Medical experts are buzzing about a new hormone therapy study that shows short-term estrogen and progesterone treatment is safe for some menopausal women -- and the study data isn't even out yet.
Results from the Kronos Early Estrogen Prevention Study, or KEEPS, will be presented tonight at the North American Menopause Society's annual meeting in Orlando. Researchers reported finding that hormone pills and patches relieved patients' symptoms, such as hot flashes and night sweats, but didn't necessarily increase their risk of heart problems, as other studies have shown.
"We're so excited about results that are going to be released in just a few hours," NAMS Executive Director Dr. Margery Gass said from Orlando. She said the KEEPS data is preliminary and the paper hasn't been written yet, but doctors all around her are talking about the summary they've seen. "This study, however, is looking more at the immediate effects of hormones on quality of life issues and then markers of chronic disease... It's not the final results, such as broken bone, a heart attack or a stroke because those things don't really happen that much in this age group."
Findings released to the media this week in a press release include that the hormone therapy did not affect blood pressure or hardening of the arteries, and it had a neutral or positive effect on cholesterol. However, when ABC News requested the data behind these conclusions, KEEPS officials said it was not available.
Although some doctors are convinced KEEPS results will change current guidelines, which recommend as little hormone therapy as possible, others think the study is too different from previous studies to confirm hormone therapy is safe -- particularly in the long run.
Most notably, KEEPS follows the ongoing Women's Health Initiative study, nicknamed WHI, which looked at 160,000 women ages 50 to 79, but was halted in 2002 when researchers found that patients taking progestin and estrogen were more likely to develop aggressive breast cancer. Researchers released follow-up results of WHI as recently as 2010. By contrast, KEEPS was a four-year study of 727 women between the ages of 42 and 58.
"The results are not surprising, particularly as they contrasted to the results of the WHI," said Dr. William White, president of the American Society of Hypertension. "The dose of estrogen is lower than what was used in WHI, the patient population is younger and at low [cardiovascular] risk. Hence, it is good news that low dose estrogen replacement can be safe and effective for women recently undergoing the menopause for up to four years of treatment."
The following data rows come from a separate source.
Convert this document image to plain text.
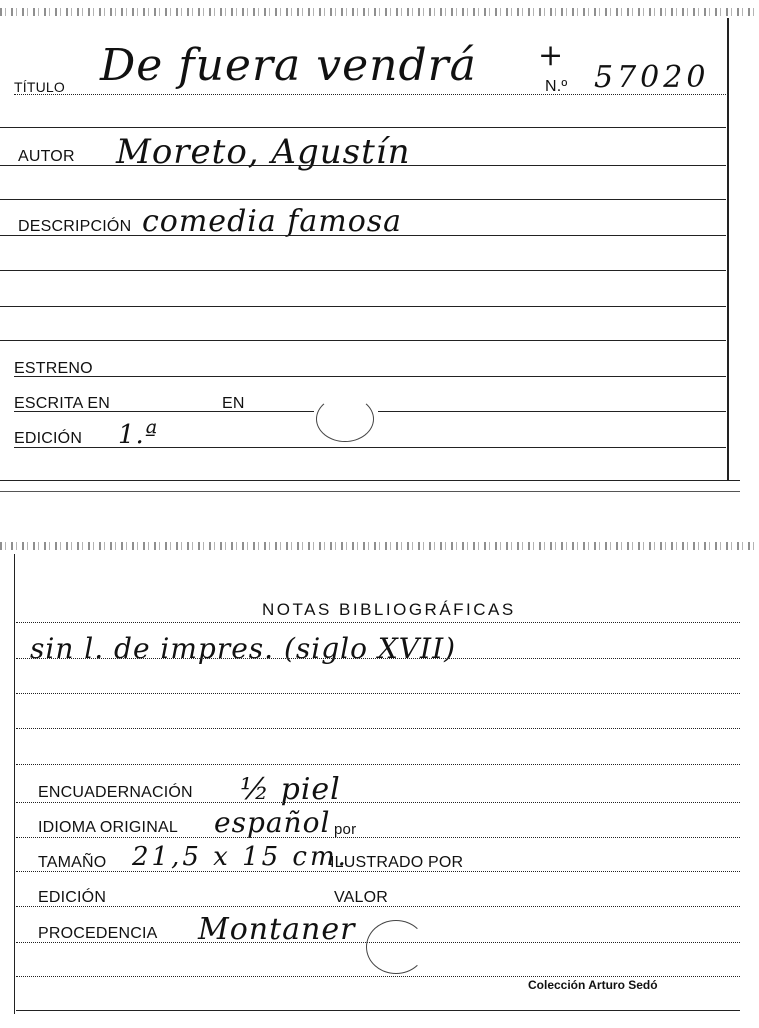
TÍTULO De fuera vendrá +
N.º 57020
AUTOR Moreto, Agustín
DESCRIPCIÓN comedia famosa
ESTRENO
ESCRITA EN	EN
EDICIÓN 1.ª
NOTAS BIBLIOGRÁFICAS
sin l. de impres. (siglo XVII)
ENCUADERNACIÓN ½ piel
IDIOMA ORIGINAL español por
TAMAÑO 21,5 x 15 cm.
ILUSTRADO POR
EDICIÓN	VALOR
PROCEDENCIA Montaner
Colección Arturo Sedó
Dr. JoAnn Manson, chief of preventative medicine at Brigham and Women's Hospital in Boston, was one of the KEEPS authors. She said KEEPS does not challenge WHI, but "addresses entirely different questions." She said the trial was too small to make conclusions about whether hormone therapy increases patients' risk of heart problems or cancer.
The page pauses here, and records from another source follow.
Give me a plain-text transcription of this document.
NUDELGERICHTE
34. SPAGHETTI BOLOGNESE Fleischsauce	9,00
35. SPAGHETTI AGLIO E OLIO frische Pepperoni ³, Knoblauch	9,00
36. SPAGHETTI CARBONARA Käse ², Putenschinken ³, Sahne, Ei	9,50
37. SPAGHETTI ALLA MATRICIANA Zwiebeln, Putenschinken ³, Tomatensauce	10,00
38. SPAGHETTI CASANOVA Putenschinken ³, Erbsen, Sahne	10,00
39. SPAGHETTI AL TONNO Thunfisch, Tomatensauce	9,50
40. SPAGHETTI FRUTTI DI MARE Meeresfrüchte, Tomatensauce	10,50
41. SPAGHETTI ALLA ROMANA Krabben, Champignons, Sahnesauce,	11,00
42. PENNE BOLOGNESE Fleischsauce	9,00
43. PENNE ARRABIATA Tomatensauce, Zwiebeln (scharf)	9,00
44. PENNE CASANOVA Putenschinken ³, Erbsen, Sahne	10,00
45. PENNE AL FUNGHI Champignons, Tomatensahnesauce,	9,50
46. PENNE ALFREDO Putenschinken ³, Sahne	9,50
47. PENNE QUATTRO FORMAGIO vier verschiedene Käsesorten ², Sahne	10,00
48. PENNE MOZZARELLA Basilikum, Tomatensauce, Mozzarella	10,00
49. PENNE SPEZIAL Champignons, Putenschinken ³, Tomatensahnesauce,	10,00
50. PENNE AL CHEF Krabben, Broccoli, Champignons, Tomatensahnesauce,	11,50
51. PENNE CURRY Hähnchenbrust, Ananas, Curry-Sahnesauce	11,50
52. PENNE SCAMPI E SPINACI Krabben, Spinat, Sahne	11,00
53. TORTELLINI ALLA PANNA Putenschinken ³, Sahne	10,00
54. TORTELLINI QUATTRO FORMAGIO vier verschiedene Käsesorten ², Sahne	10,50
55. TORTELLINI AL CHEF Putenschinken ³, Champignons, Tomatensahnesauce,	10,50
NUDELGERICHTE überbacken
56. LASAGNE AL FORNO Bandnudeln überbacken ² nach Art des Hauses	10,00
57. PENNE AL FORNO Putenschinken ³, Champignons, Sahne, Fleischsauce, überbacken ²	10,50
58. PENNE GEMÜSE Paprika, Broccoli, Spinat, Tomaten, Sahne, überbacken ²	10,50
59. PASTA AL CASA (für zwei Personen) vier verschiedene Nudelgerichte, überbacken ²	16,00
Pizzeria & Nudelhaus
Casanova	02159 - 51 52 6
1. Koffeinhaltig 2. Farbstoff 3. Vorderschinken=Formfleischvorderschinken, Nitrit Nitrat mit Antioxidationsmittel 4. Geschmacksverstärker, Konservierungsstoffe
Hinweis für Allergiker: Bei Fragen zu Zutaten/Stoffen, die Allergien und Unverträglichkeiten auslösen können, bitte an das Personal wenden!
"The WHI tested the role of hormone therapy in predominantly older women," Manson said. "In KEEPS, women were much younger… and many favorable effects of hormone therapy were found in the newly menopausal women participating in KEEPS."
Medical experts said they are comfortable prescribing hormone therapy in the short term, but the long term still caries cardiovascular risks.
"I would stick with the recommendation that short term HT is a reasonable option to consider if she had moderate to severe symptoms up to five years," said Dr. Jacques Rossouw, chief of the Women's Health Initiative branch of the National Heart, Lung, and Blood Institute. "[It] should not be considered longer term or in older women for prevention of cardiovascular disease."